Reflection by Fr Confidence Masvosva;

First Reading Isaiah 50:4-7;

Second Reading Philippians 2:6-11;

Gospel Mark 14:1 – 15:47





Palm Sunday marks the beginning of Holy Week. It celebrates the triumphant entry of Christ into the royal city of Jerusalem. This entry is highly symbolic. It demonstrates that Christ is the Davidic king that fulfilled this ancient prophecy: “He will reign on David’s throne and over his kingdom, establishing and upholding it with justice and righteousness…” (Isaiah 9, 7).

Both the first and second reading of Palm Sunday are on the suffering and humility of Christ the son of God. The first reading from the book of Isaiah, is the song of the suffering servant of God. In his letter to the Philippians, Paul also reminds us of the humility and obedience of Christ, the servant of God: “…He emptied himself to assume the condition of a slave, and became as men are, he was humble even to accepting death on a cross.”

Humbly, the servant of God accepted all his sufferings to save us. He offered and lost his life to secure victory for us. The most important lesson from all these is that the virtues of patience, humility and obedience are significant in life. The readings teach us that suffering is expected in life. Only those who are ready to persist and endure to the end will triumph. They teach us that, if we persist in our faith, we shall emerge victorious over sufferings.

The passion narrative according to Mark brings some crucial symbols. These include the palms, the donkey, and the crowd. The Palms represent the royalty of Christ and his peaceful reign. The donkey is a symbol of Christ’s humility. Though he is king, he chose to ride on a donkey, a humble animal. This is opposite to what we see today in our world. Our rulers and kings live lavishly, while their people live in poverty. Christ demonstrated his humility, through his solidarity with the poor and the weak.

The procession we do on Palm Sunday is done for two reasons. First, to honour Christ as he enters the royal city. That is why we sing: “Hosanna to the son of David, blessed is he who comes in the name of the Lord.” Second, to express our solidarity with Christ as he begins the journey that will ultimately lead to our salvation. As we sing hosanna on this day, we must ask God for the grace to remain faithful to the end.

Sadly, part of the crowd who welcomed Christ with the shout of hosanna, would be the people to later commanded “crucify him” on Good Friday. These experiences simply reflect the reality of life. They reflect how unfaithful and unpredictable we can be at times in our relationships with God, and others. At one point we are for Christ, when something happens, we are against him. Yet Christ’s love remains whether we are struggling, or we are going well in life. As human beings we find ourselves in that situation in our relationships. Another day we are friends, and when the wave or storm comes enemies.

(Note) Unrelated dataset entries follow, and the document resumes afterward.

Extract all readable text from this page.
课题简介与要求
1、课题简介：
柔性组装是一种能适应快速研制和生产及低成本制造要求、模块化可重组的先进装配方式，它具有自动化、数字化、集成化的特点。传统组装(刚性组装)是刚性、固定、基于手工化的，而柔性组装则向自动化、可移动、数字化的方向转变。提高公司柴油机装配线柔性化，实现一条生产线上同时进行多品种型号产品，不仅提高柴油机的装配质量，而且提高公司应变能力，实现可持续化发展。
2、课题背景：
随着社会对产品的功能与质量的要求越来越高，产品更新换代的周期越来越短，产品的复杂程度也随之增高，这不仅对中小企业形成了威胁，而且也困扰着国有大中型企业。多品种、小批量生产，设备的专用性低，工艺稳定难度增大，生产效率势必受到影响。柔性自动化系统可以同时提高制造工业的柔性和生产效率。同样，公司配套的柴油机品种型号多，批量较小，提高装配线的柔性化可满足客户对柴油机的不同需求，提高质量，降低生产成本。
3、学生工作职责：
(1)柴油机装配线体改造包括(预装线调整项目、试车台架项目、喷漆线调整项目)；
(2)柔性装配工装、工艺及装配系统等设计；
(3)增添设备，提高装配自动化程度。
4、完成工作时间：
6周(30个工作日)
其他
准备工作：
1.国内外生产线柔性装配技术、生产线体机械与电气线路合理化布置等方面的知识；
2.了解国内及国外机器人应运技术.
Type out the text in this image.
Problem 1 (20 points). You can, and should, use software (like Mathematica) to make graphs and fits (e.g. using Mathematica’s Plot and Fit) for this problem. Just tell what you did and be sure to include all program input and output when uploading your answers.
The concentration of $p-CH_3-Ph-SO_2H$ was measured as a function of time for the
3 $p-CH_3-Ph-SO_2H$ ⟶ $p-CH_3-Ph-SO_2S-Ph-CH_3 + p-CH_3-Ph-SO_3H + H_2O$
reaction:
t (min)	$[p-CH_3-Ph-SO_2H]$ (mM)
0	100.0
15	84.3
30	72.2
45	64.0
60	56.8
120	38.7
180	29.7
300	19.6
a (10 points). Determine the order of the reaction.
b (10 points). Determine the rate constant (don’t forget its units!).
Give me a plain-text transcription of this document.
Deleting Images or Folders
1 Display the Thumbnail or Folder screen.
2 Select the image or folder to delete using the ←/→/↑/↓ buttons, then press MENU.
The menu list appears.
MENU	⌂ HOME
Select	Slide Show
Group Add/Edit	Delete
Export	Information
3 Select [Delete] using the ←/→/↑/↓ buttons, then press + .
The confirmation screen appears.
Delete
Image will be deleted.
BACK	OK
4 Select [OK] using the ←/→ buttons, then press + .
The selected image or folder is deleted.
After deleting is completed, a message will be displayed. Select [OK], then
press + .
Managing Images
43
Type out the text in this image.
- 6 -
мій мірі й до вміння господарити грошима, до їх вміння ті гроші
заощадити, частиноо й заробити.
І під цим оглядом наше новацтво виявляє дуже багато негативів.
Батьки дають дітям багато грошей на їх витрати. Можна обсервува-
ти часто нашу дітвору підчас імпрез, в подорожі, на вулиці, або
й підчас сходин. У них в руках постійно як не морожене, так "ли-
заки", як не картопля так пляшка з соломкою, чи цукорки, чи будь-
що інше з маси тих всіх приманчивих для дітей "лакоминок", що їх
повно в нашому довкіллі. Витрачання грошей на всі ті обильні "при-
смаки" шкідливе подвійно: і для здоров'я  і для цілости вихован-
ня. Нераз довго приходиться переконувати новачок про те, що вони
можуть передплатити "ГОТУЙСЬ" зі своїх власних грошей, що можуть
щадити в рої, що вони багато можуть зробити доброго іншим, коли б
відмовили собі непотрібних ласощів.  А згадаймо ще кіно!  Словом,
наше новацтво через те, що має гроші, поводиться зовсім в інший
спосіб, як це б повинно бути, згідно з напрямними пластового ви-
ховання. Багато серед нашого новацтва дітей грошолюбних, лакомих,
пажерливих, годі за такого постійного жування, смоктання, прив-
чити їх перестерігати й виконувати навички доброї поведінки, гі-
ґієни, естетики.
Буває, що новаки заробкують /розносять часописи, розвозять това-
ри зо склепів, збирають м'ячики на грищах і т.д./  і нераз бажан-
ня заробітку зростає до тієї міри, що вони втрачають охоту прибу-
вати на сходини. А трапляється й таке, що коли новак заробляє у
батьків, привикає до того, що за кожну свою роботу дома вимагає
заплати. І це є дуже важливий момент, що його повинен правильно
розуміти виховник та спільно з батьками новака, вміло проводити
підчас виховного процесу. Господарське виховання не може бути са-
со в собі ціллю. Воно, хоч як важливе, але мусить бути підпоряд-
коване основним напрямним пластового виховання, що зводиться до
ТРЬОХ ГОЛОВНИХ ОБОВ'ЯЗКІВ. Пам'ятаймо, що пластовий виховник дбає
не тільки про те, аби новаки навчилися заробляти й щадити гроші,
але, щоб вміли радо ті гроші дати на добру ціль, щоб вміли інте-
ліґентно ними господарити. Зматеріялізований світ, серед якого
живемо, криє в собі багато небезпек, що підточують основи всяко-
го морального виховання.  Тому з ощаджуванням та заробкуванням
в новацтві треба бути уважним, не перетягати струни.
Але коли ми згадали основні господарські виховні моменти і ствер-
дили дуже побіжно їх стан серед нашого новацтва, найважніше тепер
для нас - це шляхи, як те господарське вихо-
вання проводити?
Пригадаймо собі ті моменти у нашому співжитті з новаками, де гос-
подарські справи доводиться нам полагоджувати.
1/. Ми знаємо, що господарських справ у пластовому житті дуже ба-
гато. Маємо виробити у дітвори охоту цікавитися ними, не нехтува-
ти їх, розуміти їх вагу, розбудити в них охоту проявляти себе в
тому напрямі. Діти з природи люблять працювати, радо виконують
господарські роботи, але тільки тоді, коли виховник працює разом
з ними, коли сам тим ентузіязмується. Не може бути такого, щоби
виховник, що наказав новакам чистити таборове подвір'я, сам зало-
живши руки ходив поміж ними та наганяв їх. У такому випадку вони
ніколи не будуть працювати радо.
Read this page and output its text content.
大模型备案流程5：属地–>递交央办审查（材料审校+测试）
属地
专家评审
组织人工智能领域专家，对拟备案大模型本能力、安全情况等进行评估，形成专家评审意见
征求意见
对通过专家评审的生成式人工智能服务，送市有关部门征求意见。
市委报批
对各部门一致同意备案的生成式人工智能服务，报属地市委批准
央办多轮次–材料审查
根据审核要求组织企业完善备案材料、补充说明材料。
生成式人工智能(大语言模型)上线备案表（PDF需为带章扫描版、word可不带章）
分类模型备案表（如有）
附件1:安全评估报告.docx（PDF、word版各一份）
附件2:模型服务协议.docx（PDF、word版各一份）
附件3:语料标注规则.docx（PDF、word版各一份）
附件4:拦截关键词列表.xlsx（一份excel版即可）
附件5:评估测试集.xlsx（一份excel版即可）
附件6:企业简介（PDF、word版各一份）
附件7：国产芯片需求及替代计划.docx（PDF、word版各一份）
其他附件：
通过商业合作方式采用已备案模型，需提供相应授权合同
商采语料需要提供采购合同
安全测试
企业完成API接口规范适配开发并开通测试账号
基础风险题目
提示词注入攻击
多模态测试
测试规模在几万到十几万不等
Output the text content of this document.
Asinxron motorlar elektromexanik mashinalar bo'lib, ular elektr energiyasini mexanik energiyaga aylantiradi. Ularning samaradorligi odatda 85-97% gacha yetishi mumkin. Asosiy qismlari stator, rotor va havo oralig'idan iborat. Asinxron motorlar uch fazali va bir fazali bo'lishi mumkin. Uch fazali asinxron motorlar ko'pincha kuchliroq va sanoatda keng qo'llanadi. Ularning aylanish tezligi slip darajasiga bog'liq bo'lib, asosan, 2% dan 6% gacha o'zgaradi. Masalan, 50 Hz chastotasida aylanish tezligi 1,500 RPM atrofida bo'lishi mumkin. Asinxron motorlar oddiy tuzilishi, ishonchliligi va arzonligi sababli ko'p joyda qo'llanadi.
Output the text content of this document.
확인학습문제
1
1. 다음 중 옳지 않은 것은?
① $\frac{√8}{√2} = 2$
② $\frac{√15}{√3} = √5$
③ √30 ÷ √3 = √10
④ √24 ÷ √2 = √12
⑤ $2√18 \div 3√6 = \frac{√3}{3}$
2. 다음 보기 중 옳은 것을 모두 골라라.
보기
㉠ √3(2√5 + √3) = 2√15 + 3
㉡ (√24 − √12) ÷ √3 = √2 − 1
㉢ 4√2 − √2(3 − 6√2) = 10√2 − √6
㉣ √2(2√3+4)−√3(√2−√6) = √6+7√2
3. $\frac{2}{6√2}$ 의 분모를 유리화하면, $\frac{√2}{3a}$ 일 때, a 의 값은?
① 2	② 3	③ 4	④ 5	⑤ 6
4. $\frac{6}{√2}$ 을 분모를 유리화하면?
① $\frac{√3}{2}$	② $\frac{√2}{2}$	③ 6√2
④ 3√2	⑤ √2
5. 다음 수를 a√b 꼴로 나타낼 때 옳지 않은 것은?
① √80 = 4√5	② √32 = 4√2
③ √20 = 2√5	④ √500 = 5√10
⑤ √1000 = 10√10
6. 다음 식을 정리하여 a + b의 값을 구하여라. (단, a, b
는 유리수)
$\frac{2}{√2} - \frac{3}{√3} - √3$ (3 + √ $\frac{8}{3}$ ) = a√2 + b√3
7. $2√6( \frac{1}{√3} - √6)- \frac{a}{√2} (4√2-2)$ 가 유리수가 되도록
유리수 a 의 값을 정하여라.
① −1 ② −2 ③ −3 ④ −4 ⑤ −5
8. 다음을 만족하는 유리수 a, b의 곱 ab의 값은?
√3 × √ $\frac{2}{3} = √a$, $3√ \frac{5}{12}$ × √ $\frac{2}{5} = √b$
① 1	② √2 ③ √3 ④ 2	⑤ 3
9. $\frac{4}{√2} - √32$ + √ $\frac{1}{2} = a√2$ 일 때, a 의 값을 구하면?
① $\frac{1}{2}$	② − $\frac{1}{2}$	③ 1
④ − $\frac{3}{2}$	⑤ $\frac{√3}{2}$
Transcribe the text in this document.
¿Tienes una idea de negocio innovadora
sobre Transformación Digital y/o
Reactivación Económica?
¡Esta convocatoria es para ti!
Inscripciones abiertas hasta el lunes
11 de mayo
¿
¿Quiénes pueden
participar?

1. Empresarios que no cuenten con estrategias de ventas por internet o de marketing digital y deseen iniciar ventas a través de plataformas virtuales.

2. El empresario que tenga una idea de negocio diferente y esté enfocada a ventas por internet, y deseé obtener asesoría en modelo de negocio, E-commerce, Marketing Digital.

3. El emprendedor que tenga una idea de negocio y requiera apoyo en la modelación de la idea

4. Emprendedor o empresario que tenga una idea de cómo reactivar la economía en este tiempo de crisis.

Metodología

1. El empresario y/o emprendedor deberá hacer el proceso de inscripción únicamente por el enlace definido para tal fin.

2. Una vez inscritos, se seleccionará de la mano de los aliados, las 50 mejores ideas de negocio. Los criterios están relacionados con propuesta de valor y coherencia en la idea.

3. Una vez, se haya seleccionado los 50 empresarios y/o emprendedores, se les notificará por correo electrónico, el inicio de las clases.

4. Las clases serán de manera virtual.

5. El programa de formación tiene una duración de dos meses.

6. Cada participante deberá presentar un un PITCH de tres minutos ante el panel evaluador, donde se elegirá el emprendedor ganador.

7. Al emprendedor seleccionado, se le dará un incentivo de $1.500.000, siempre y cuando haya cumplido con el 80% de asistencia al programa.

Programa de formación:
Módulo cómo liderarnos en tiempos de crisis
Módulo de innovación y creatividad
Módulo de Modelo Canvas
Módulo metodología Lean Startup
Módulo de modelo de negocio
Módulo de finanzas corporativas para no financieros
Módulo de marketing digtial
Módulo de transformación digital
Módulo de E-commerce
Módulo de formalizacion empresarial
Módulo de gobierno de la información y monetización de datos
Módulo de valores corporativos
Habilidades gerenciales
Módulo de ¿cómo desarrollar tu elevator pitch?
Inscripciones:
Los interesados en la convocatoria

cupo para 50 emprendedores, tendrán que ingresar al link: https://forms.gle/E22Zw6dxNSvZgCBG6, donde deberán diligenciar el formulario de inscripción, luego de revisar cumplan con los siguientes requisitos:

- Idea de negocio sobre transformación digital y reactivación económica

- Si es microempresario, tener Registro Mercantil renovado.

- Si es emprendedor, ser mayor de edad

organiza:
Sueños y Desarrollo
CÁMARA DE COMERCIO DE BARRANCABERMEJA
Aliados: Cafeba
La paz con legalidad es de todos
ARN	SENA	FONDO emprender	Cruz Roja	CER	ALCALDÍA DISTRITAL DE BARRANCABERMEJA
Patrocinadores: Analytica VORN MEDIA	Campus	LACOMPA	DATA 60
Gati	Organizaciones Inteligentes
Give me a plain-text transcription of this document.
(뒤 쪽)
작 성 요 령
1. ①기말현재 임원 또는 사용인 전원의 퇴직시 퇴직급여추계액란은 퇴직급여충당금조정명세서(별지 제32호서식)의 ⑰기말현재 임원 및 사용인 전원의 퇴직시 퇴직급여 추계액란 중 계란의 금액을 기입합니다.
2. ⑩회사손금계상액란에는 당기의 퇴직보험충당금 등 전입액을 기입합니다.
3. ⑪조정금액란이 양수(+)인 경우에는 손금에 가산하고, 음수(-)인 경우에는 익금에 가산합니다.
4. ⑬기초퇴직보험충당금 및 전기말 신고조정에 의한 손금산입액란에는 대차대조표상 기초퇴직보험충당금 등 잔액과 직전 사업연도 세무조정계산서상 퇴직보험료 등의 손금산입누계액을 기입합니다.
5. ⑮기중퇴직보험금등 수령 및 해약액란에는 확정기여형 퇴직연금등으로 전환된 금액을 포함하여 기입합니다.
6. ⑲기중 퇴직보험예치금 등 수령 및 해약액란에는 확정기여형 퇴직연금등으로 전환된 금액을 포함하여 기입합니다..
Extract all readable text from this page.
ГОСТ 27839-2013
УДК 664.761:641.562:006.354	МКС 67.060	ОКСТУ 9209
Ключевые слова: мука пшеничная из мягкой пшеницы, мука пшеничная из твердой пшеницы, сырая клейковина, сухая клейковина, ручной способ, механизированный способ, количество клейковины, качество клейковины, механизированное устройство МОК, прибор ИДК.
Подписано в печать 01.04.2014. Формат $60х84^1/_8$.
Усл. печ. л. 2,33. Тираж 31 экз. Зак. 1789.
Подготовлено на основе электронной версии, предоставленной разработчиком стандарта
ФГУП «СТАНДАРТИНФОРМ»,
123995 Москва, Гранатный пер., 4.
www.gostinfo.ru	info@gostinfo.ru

In our solidarity with Christ, let us ask God for the grace to remain steadfast to him at all moments of our lives. We must also extend this solidarity to others. This is because, in others, we encounter both Christ the suffering servant of God as well as, Christ the king of the world.

The donkey’s pathway was carpeted with branches because of Jesus but when it went back do you think the branches were put for it? Let us be faithful and humble like a donkey carrying Christ to others and not changing colours to suit us like chameleons.